CheckNews notes that Adrien Bocquet already had a dubious reputation before telling this amazing Ukrainian story. If he is indeed the former soldier that he describes (the Ministry of the Armed Forces confirms that "Mr. Bocquet, a former commando shooter, was wounded during a drill"), he is remembered by his comrades-in-arms as a big bastard. CheckNews spoke to a soldier who was at the same air base as Adrien Bocquet in 2012 after his crash. "I didn't know him for long, but he has lied a lot in the short time that I talked to him. The base is a town where everyone knows one another. We often met in the evening in the base's [cafeteria], where I met him. He began to tell me that he was a shooting instructor for officers, which surprised me. It turned out that he had told another guy in the cafeteria that he was from the Intelligence and Security Department of the Ministry of Defense, which is nothing similar to a shooting instructor. He pretended to be James Bond, Daniel Craig."

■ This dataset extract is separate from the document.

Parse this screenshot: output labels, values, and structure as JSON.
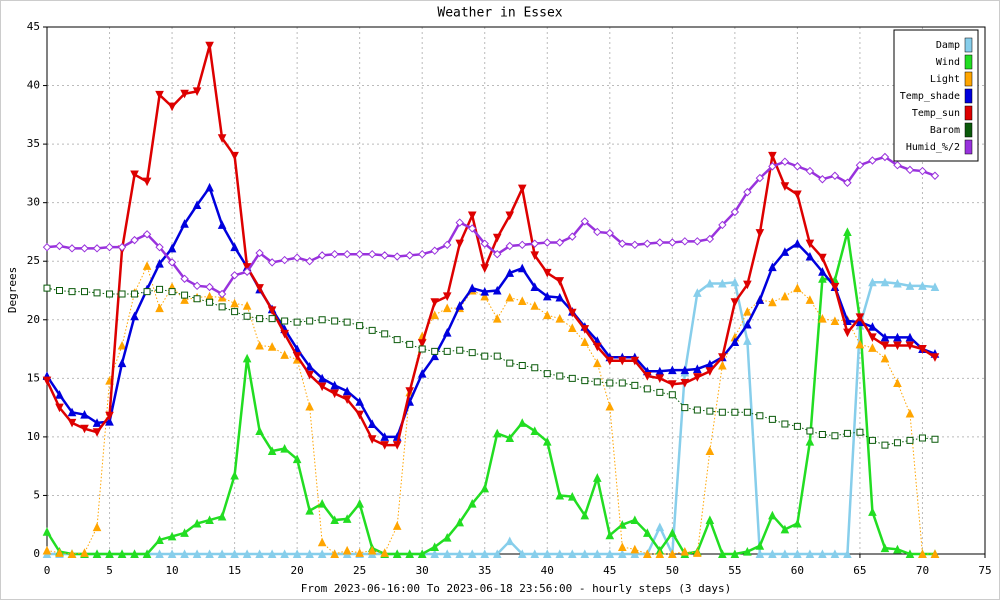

In his book, Adrien Bocquet explains that at the time he used to be an aviation warehouse keeper, as evidenced by the information obtained by CheckNews. According to a serviceman who knew him, the latter was then called Paul Mahieu – a pseudonym that can be found in his Facebook account URL. "The Air Force Gendarmerie searched for Paul Mahieu [in the files], finding nothing. Eventually, they saw that his panel was marked with the name Bocquet, searched for this name, and told us that he could not be trusted, warning that he was a liar. That's why we stopped communicating with him."